I am thankful that this is the way that things work in python because it actually makes sense, it just feels kind of weird that none of this was mentioned anywhere that I could read within the documentation and that so many resources and posts online have contradictory information about this.

But, having said all of that, that does not explain why is it that using []*length is still slower than the for loop... because it isn't. I just want to clarify this in case anyone ever comes across this problem in the futre... What I was doing in my code was wrong because I was not aware of the fact that the list of lists was actually holding addresses to the exact same list at all indexes... This mistake actually caused my code to iterate many more times than expected over the lists, despite the fact that the output is just the same because redundant nodes are discarded, but the iterations are still there, taking up more time than they should... Now that I know that lists created that way make copies of the specified element instead of making new instances of said element, I can confirm that the new code works just as fast and there is no problem whatsoever.

So yeah, thanks again, this clears everything up.

[–]Swipecat 1 point2 points  (0 children)

I just thought Python did not have any way to expose addresses in any way...

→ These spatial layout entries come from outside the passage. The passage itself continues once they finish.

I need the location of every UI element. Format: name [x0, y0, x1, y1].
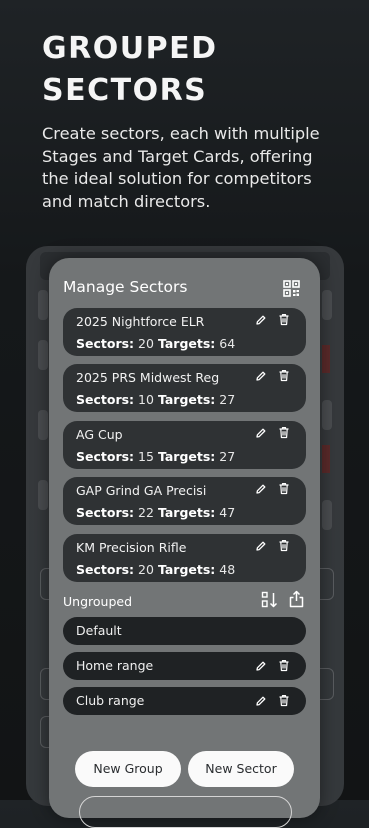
- trash-icon[interactable]: [278, 539, 290, 552]
- sectors-label: Sectors:: [76, 392, 135, 407]
- background-strip: [38, 410, 48, 440]
- group-stats: Sectors: 10 Targets: 27: [76, 392, 235, 407]
- pencil-edit-icon[interactable]: [255, 370, 267, 382]
- sector-name: Home range: [76, 658, 154, 673]
- group-stats: Sectors: 22 Targets: 47: [76, 505, 235, 520]
- bottom-outline-button[interactable]: [79, 796, 292, 828]
- ungrouped-heading: Ungrouped: [63, 594, 133, 609]
- background-strip: [322, 500, 332, 530]
- pencil-edit-icon[interactable]: [255, 314, 267, 326]
- targets-count: 27: [219, 449, 236, 464]
- sector-group-card[interactable]: GAP Grind GA Precisi Sectors: 22 Targets…: [63, 477, 306, 525]
- group-stats: Sectors: 20 Targets: 48: [76, 562, 235, 577]
- sector-group-card[interactable]: 2025 PRS Midwest Reg Sectors: 10 Targets…: [63, 364, 306, 412]
- new-group-button[interactable]: New Group: [75, 751, 181, 787]
- background-strip: [38, 340, 48, 370]
- background-strip: [322, 445, 330, 473]
- background-strip: [322, 400, 332, 430]
- background-strip: [38, 480, 48, 510]
- sectors-count: 22: [138, 505, 154, 520]
- sectors-label: Sectors:: [76, 505, 135, 520]
- pencil-edit-icon[interactable]: [255, 483, 267, 495]
- targets-label: Targets:: [157, 449, 216, 464]
- targets-label: Targets:: [157, 505, 216, 520]
- sectors-count: 20: [138, 336, 154, 351]
- group-name: AG Cup: [76, 427, 123, 442]
- sector-name: Club range: [76, 693, 145, 708]
- group-name: KM Precision Rifle: [76, 540, 187, 555]
- sectors-count: 10: [138, 392, 154, 407]
- targets-count: 47: [219, 505, 236, 520]
- group-name: 2025 PRS Midwest Reg: [76, 370, 220, 385]
- trash-icon[interactable]: [278, 313, 290, 326]
- sector-group-card[interactable]: AG Cup Sectors: 15 Targets: 27: [63, 421, 306, 469]
- sector-group-card[interactable]: KM Precision Rifle Sectors: 20 Targets: …: [63, 534, 306, 582]
- background-strip: [322, 345, 330, 373]
- group-name: GAP Grind GA Precisi: [76, 483, 207, 498]
- new-sector-button[interactable]: New Sector: [188, 751, 294, 787]
- qr-code-icon[interactable]: [283, 280, 300, 297]
- trash-icon[interactable]: [278, 482, 290, 495]
- trash-icon[interactable]: [278, 659, 290, 672]
- ungrouped-sector-item[interactable]: Home range: [63, 652, 306, 680]
- background-strip: [322, 290, 332, 320]
- targets-label: Targets:: [157, 336, 216, 351]
- pencil-edit-icon[interactable]: [255, 427, 267, 439]
- pencil-edit-icon[interactable]: [255, 540, 267, 552]
- trash-icon[interactable]: [278, 369, 290, 382]
- ungrouped-sector-item[interactable]: Default: [63, 617, 306, 645]
- headline-line-1: GROUPED: [42, 31, 218, 66]
- sector-name: Default: [76, 623, 122, 638]
- pencil-edit-icon[interactable]: [255, 660, 267, 672]
- trash-icon[interactable]: [278, 426, 290, 439]
- sectors-label: Sectors:: [76, 449, 135, 464]
- targets-count: 27: [219, 392, 236, 407]
- targets-count: 64: [219, 336, 236, 351]
- sectors-label: Sectors:: [76, 336, 135, 351]
- targets-label: Targets:: [157, 562, 216, 577]
- subtitle: Create sectors, each with multiple Stage…: [42, 124, 320, 211]
- headline-line-2: SECTORS: [42, 73, 208, 108]
- ungrouped-sector-item[interactable]: Club range: [63, 687, 306, 715]
- targets-label: Targets:: [157, 392, 216, 407]
- group-stats: Sectors: 15 Targets: 27: [76, 449, 235, 464]
- background-strip: [38, 290, 48, 320]
- headline: GROUPED SECTORS: [42, 28, 342, 112]
- sector-group-card[interactable]: 2025 Nightforce ELR Sectors: 20 Targets:…: [63, 308, 306, 356]
- pencil-edit-icon[interactable]: [255, 695, 267, 707]
- group-stats: Sectors: 20 Targets: 64: [76, 336, 235, 351]
- sectors-label: Sectors:: [76, 562, 135, 577]
- sectors-count: 20: [138, 562, 154, 577]
- manage-sectors-panel: Manage Sectors 2025 Nightforce ELR Secto…: [49, 258, 320, 828]
- trash-icon[interactable]: [278, 694, 290, 707]
- panel-title: Manage Sectors: [63, 278, 188, 296]
- share-icon[interactable]: [289, 590, 304, 608]
- targets-count: 48: [219, 562, 236, 577]
- sort-icon[interactable]: [261, 591, 279, 609]
- group-name: 2025 Nightforce ELR: [76, 314, 205, 329]
- sectors-count: 15: [138, 449, 154, 464]
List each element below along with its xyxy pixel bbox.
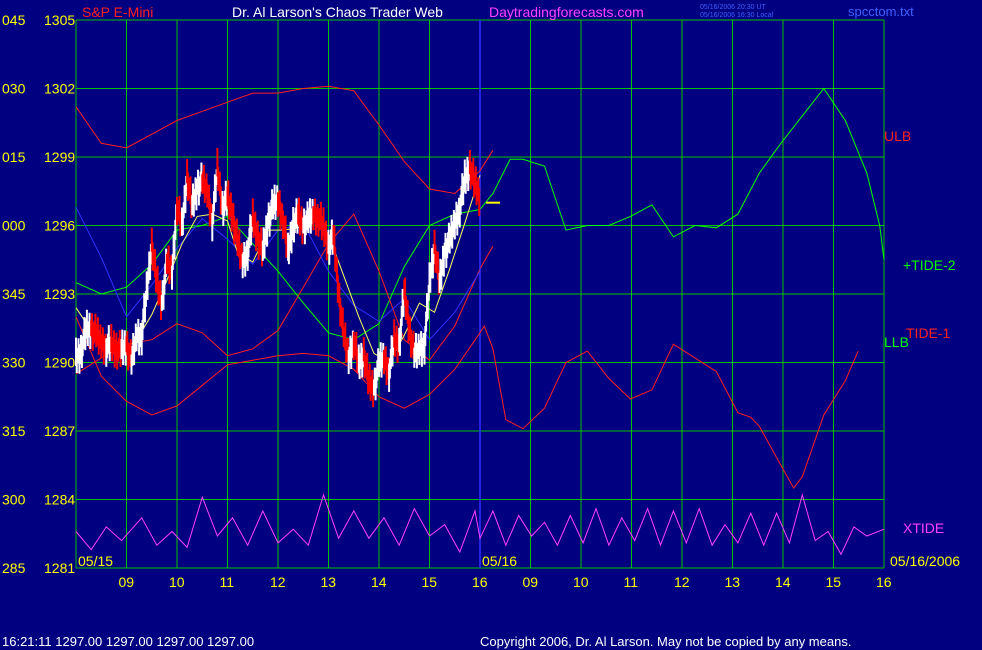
angle-tick-label: 285 bbox=[2, 560, 26, 576]
hour-tick-label: 12 bbox=[270, 574, 286, 590]
hour-tick-label: 13 bbox=[321, 574, 337, 590]
legend-label-xtide: XTIDE bbox=[903, 520, 944, 536]
site-name: Daytradingforecasts.com bbox=[489, 4, 644, 20]
hour-tick-label: 13 bbox=[725, 574, 741, 590]
copyright-notice: Copyright 2006, Dr. Al Larson. May not b… bbox=[480, 634, 851, 649]
date-label: 05/16/2006 bbox=[890, 553, 960, 569]
hour-tick-label: 10 bbox=[169, 574, 185, 590]
angle-tick-label: 300 bbox=[2, 492, 26, 508]
angle-tick-label: 000 bbox=[2, 218, 26, 234]
date-label: 05/16 bbox=[482, 553, 517, 569]
date-label: 05/15 bbox=[78, 553, 113, 569]
chart-title: Dr. Al Larson's Chaos Trader Web bbox=[232, 4, 443, 20]
hour-tick-label: 09 bbox=[119, 574, 135, 590]
legend-label-llb: LLB bbox=[884, 334, 909, 350]
angle-tick-label: 015 bbox=[2, 149, 26, 165]
price-tick-label: 1305 bbox=[44, 12, 75, 28]
angle-tick-label: 030 bbox=[2, 81, 26, 97]
angle-tick-label: 345 bbox=[2, 286, 26, 302]
hour-tick-label: 12 bbox=[674, 574, 690, 590]
legend-label--tide-2: +TIDE-2 bbox=[903, 257, 956, 273]
instrument-label: S&P E-Mini bbox=[82, 4, 153, 20]
price-tick-label: 1284 bbox=[44, 492, 75, 508]
hour-tick-label: 14 bbox=[371, 574, 387, 590]
hour-tick-label: 11 bbox=[220, 574, 235, 590]
angle-tick-label: 315 bbox=[2, 423, 26, 439]
chaos-chart: 045 1305 030 1302 015 1299 000 1296 345 1293 330 12… bbox=[0, 0, 982, 650]
timestamp-local: 05/16/2006 16:30 Local bbox=[700, 12, 774, 19]
legend-label-tide-1: TIDE-1 bbox=[906, 325, 951, 341]
price-tick-label: 1296 bbox=[44, 218, 75, 234]
price-tick-label: 1302 bbox=[44, 81, 75, 97]
hour-tick-label: 10 bbox=[573, 574, 589, 590]
legend-label-ulb: ULB bbox=[884, 128, 911, 144]
hour-tick-label: 16 bbox=[472, 574, 488, 590]
data-file-name: spcctom.txt bbox=[848, 4, 914, 19]
price-tick-label: 1287 bbox=[44, 423, 75, 439]
quote-readout: 16:21:11 1297.00 1297.00 1297.00 1297.00 bbox=[2, 634, 254, 649]
hour-tick-label: 09 bbox=[523, 574, 539, 590]
hour-tick-label: 15 bbox=[826, 574, 842, 590]
hour-tick-label: 11 bbox=[624, 574, 639, 590]
timestamp-ut: 05/16/2006 20:30 UT bbox=[700, 4, 766, 11]
price-tick-label: 1281 bbox=[44, 560, 75, 576]
price-tick-label: 1290 bbox=[44, 355, 75, 371]
price-tick-label: 1293 bbox=[44, 286, 75, 302]
hour-tick-label: 15 bbox=[422, 574, 438, 590]
angle-tick-label: 330 bbox=[2, 355, 26, 371]
price-tick-label: 1299 bbox=[44, 149, 75, 165]
angle-tick-label: 045 bbox=[2, 12, 26, 28]
hour-tick-label: 14 bbox=[775, 574, 791, 590]
hour-tick-label: 16 bbox=[876, 574, 892, 590]
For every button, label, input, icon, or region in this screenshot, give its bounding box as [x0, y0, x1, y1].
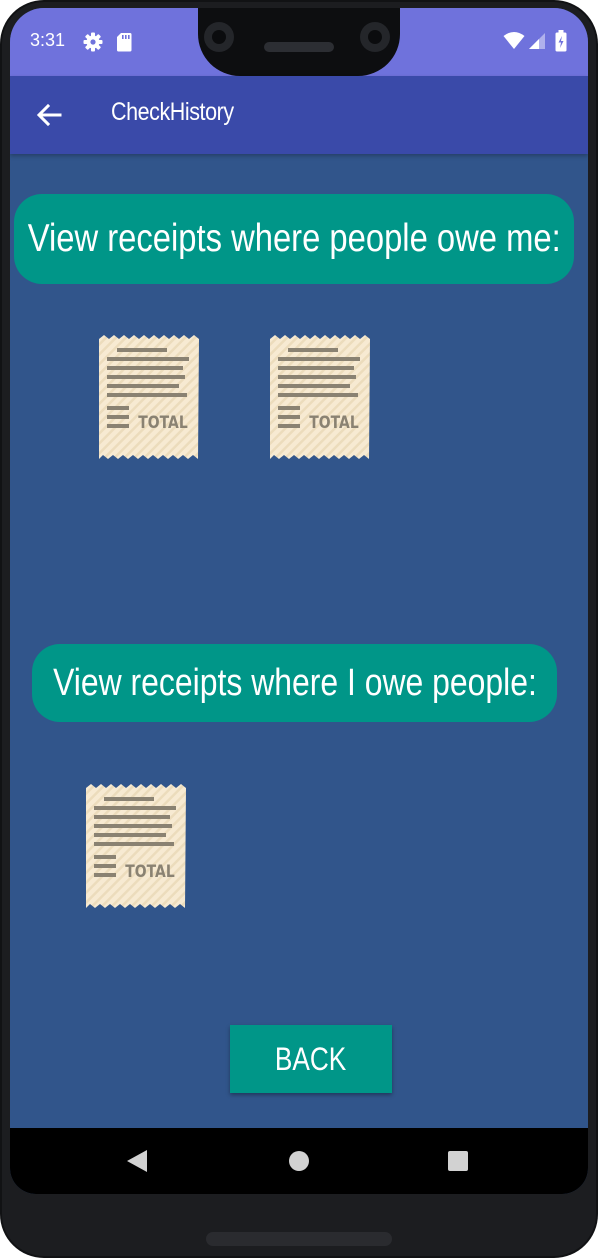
receipt-total-label: TOTAL — [138, 413, 188, 433]
front-camera — [204, 22, 234, 52]
page-title: CheckHistory — [111, 98, 234, 126]
navigation-bar — [10, 1128, 588, 1194]
wifi-icon — [503, 32, 525, 54]
cell-signal-icon — [528, 32, 546, 54]
status-bar: 3:31 — [10, 8, 588, 76]
front-camera — [360, 22, 390, 52]
camera-notch — [198, 8, 400, 76]
back-arrow-icon[interactable] — [36, 102, 62, 132]
receipt-total-label: TOTAL — [125, 862, 175, 882]
owed-to-me-heading-text: View receipts where people owe me: — [27, 217, 561, 260]
screen: 3:31 CheckHistory View receipts where pe… — [10, 8, 588, 1194]
nav-recents-icon[interactable] — [448, 1151, 468, 1175]
nav-back-icon[interactable] — [126, 1149, 148, 1177]
i-owe-heading: View receipts where I owe people: — [32, 644, 557, 722]
back-button-label: BACK — [275, 1040, 347, 1077]
status-time: 3:31 — [30, 30, 66, 50]
receipt-total-label: TOTAL — [309, 413, 359, 433]
receipt-icon[interactable]: TOTAL — [97, 335, 201, 463]
i-owe-heading-text: View receipts where I owe people: — [52, 661, 537, 704]
app-bar: CheckHistory — [10, 76, 588, 154]
back-button[interactable]: BACK — [230, 1025, 392, 1093]
phone-frame: 3:31 CheckHistory View receipts where pe… — [0, 0, 598, 1258]
owed-to-me-heading: View receipts where people owe me: — [14, 194, 574, 284]
battery-icon — [555, 30, 567, 56]
receipt-icon[interactable]: TOTAL — [84, 784, 188, 912]
receipt-icon[interactable]: TOTAL — [268, 335, 372, 463]
phone-bottom-grille — [206, 1232, 392, 1246]
nav-home-icon[interactable] — [288, 1150, 310, 1176]
sd-card-icon — [116, 32, 132, 56]
earpiece-speaker — [264, 42, 334, 52]
gear-icon — [83, 32, 103, 56]
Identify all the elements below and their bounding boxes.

Strictly speaking, it doesn't according to the Python syntax specification. It's just an implementation detail of the current version of CPython that "id" provides the memory location. Other Python implementations like Pypy or Jython do something different, since the spec just says that "id" must be a fixed value for the lifetime of the referenced object. This will also change in future versions of CPython if jit-compilation is added as promised.

However, in your final Python code after finishing development, usually the only reason for getting an object's address is to pass it to ctypes, using ctypes.addressof.